The PDF brander is called Viral Document Toolkit, and as I mapped out a “product launch formula” or “product launch strategy,” I made a few notes to share with you.

Over the years, I’ve helped to launch many successful products, and I’ve also watched many product launches fizzle or never even get off the launch-pad.

Here are some of the seldom discuss, or under-emphasized, factors that you need to consider when mapping out your own product launch formula.

1) Existing Proven Demand

https://www.aloeveraproductsshop.eu/

 

Of all of the factors that I look for in a new product … proven, existing demand is the one element that I consider essential. Having to educate your market as to why they need a product, or even what it does, is too much of an uphill battle.

With the Viral Document Toolkit, I had been monitoring conversations on popular discussion forums for years, and knew that the market wanted a new PDF brander with the features Viral Document Toolkit offers.

Just as importantly, I had been searching for a PDF brander that could do the things that Viral Document Toolkit does. Since this was a “personal pain” that I had experienced, I deeply understood exactly what the market was looking for. When you can offer a product that the market wants AND you fully understand their needs and wants, then your product launch can be almost effortless.

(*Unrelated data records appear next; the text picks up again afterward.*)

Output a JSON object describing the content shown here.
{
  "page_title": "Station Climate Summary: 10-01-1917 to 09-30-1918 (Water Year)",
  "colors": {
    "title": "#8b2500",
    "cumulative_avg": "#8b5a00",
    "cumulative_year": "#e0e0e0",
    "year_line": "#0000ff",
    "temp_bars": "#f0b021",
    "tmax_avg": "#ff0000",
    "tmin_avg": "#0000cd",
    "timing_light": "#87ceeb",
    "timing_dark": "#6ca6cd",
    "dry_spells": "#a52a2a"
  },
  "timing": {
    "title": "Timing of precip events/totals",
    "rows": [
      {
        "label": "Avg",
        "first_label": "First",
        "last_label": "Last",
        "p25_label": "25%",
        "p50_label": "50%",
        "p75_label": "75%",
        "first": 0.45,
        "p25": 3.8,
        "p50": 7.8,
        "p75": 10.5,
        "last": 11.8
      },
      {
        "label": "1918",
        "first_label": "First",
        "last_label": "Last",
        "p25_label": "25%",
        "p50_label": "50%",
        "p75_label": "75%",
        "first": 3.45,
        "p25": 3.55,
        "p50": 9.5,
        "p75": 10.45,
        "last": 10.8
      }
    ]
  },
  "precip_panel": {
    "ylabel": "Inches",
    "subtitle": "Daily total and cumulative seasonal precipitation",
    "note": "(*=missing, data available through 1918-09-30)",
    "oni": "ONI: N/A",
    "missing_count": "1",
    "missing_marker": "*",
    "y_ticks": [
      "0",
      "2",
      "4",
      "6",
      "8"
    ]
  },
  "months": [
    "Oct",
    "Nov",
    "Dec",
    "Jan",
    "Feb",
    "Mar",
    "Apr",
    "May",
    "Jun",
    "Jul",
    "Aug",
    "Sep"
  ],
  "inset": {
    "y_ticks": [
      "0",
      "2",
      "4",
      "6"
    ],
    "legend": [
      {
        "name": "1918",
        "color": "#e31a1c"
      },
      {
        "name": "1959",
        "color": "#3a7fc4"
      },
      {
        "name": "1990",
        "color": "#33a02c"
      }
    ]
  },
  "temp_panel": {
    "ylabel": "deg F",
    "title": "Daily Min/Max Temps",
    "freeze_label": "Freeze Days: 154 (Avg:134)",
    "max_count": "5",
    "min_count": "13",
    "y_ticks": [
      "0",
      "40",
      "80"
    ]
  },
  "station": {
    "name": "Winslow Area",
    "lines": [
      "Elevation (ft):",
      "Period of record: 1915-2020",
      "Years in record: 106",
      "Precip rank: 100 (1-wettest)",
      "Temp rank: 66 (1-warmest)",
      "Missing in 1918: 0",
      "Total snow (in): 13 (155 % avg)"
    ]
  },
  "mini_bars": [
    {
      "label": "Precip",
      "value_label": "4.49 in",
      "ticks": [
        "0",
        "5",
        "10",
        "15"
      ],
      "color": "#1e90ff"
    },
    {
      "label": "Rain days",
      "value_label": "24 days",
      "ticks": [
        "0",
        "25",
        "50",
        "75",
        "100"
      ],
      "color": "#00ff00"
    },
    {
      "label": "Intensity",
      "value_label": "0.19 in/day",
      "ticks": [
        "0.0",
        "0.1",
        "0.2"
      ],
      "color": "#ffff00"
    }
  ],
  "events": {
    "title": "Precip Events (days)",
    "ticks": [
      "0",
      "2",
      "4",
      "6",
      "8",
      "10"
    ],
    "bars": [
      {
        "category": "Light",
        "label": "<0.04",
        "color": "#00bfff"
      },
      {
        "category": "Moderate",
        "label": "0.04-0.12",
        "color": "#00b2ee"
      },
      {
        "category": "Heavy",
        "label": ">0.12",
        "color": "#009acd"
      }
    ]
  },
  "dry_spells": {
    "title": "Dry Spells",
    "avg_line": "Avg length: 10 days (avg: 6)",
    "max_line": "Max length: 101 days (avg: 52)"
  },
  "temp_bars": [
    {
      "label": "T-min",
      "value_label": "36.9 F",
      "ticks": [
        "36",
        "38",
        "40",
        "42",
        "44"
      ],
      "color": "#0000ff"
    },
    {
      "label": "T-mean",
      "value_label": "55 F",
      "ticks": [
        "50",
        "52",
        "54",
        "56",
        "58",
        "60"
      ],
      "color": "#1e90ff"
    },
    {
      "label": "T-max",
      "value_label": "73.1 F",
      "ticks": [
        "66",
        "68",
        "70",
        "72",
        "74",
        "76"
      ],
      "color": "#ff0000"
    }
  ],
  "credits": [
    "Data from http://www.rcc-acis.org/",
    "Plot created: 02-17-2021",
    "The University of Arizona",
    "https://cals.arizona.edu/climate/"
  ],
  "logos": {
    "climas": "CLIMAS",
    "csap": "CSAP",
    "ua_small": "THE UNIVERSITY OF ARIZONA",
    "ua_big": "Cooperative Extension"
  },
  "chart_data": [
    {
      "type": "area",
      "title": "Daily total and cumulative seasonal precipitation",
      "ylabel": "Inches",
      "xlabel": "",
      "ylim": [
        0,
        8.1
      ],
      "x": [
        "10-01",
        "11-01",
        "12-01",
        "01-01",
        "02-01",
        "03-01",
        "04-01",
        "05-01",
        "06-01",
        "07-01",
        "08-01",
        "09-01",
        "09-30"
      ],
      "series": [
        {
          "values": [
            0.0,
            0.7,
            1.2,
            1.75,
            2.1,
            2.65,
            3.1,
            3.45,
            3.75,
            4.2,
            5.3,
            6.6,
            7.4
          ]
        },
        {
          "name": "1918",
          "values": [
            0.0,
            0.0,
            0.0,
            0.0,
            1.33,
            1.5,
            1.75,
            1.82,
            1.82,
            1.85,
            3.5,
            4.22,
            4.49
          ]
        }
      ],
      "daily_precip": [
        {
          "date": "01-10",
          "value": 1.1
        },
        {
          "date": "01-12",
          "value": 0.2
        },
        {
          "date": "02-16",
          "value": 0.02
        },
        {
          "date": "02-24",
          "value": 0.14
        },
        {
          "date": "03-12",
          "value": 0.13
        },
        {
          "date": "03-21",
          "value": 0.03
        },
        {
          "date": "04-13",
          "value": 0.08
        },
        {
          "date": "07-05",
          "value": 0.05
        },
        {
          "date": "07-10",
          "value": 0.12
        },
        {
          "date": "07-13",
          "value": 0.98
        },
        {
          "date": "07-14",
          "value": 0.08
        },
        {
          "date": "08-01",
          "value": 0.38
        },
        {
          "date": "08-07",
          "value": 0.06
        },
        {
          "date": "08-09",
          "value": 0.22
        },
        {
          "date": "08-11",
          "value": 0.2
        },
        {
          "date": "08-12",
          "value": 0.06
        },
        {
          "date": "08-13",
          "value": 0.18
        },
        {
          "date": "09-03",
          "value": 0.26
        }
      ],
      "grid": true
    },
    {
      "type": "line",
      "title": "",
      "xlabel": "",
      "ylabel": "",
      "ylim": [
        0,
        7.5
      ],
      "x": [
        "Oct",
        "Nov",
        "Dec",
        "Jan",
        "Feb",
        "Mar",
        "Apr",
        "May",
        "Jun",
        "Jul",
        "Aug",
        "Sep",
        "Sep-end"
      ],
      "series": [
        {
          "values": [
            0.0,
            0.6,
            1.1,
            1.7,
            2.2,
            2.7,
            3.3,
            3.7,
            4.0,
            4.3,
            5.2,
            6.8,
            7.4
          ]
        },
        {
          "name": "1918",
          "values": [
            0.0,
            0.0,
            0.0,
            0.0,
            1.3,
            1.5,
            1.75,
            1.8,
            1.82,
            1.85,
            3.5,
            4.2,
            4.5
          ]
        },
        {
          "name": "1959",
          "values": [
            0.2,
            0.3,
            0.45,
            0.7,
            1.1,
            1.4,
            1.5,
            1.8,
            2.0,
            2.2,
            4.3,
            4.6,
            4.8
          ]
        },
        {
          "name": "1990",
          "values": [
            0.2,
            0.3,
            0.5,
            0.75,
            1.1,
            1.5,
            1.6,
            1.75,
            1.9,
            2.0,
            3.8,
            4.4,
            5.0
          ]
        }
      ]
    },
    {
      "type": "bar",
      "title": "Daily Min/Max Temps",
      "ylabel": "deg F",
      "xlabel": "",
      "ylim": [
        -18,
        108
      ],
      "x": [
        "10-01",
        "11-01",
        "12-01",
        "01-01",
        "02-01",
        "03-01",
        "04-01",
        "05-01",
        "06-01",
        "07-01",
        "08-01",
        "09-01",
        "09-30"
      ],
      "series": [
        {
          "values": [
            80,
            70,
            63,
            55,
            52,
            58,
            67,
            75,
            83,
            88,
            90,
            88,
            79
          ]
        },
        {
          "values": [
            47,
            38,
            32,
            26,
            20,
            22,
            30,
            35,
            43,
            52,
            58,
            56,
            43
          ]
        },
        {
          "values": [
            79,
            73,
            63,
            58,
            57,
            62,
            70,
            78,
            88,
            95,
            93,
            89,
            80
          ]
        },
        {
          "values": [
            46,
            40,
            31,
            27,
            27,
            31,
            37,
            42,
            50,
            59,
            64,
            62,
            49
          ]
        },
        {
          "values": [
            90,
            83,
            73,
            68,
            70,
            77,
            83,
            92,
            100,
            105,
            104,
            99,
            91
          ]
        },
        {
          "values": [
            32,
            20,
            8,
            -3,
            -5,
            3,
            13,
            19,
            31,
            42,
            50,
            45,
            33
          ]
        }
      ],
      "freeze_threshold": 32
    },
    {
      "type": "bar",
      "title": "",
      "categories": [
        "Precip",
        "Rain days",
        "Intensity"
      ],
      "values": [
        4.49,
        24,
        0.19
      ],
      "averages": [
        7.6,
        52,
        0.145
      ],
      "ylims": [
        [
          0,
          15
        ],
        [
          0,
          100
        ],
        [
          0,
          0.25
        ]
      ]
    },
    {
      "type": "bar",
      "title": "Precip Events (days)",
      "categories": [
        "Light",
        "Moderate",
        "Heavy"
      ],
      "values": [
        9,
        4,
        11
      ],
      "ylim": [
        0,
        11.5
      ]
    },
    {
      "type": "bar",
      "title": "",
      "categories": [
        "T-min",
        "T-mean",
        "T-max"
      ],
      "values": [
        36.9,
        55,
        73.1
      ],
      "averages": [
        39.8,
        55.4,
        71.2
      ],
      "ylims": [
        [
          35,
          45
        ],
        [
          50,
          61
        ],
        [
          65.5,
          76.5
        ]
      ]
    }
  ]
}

When you understand the pains of the marketplace based on personal experience, you can more easily express those pains in language that resonates with your ideal customers.

2) Difficult To Duplicate

 

If a product is too easy to duplicate or reverse engineer, you’ll have copycats under-pricing you before your launch is in full swing.

You’ll expend a lot of energy and resources to make the market more acutely aware of a “solution to a pressing problem” only to have someone else tap into the energy you created, and then dissipate it by under-pricing your product.

With Viral Document Toolkit, I used the difficulty and pain endured just in creating the software as an indicator that it would be relatively difficult to reverse engineer. At the same time, much of the products development was shrouded in secrecy to give us a bigger “head-start” on the competition who might eventually figure it out.

3) Sense Of Product Ownership

A product launch requires joint venture partners, and they are often much easier to recruit if they have a stake in the success of the product.

One way to accomplish this is to put them IN the product. Include interviews, audios, videos, or bonuses that were provided by prospective joint venture partners. For them to help create a product, and then not promote it, would create tremendous dis-ease within them on a psychological level.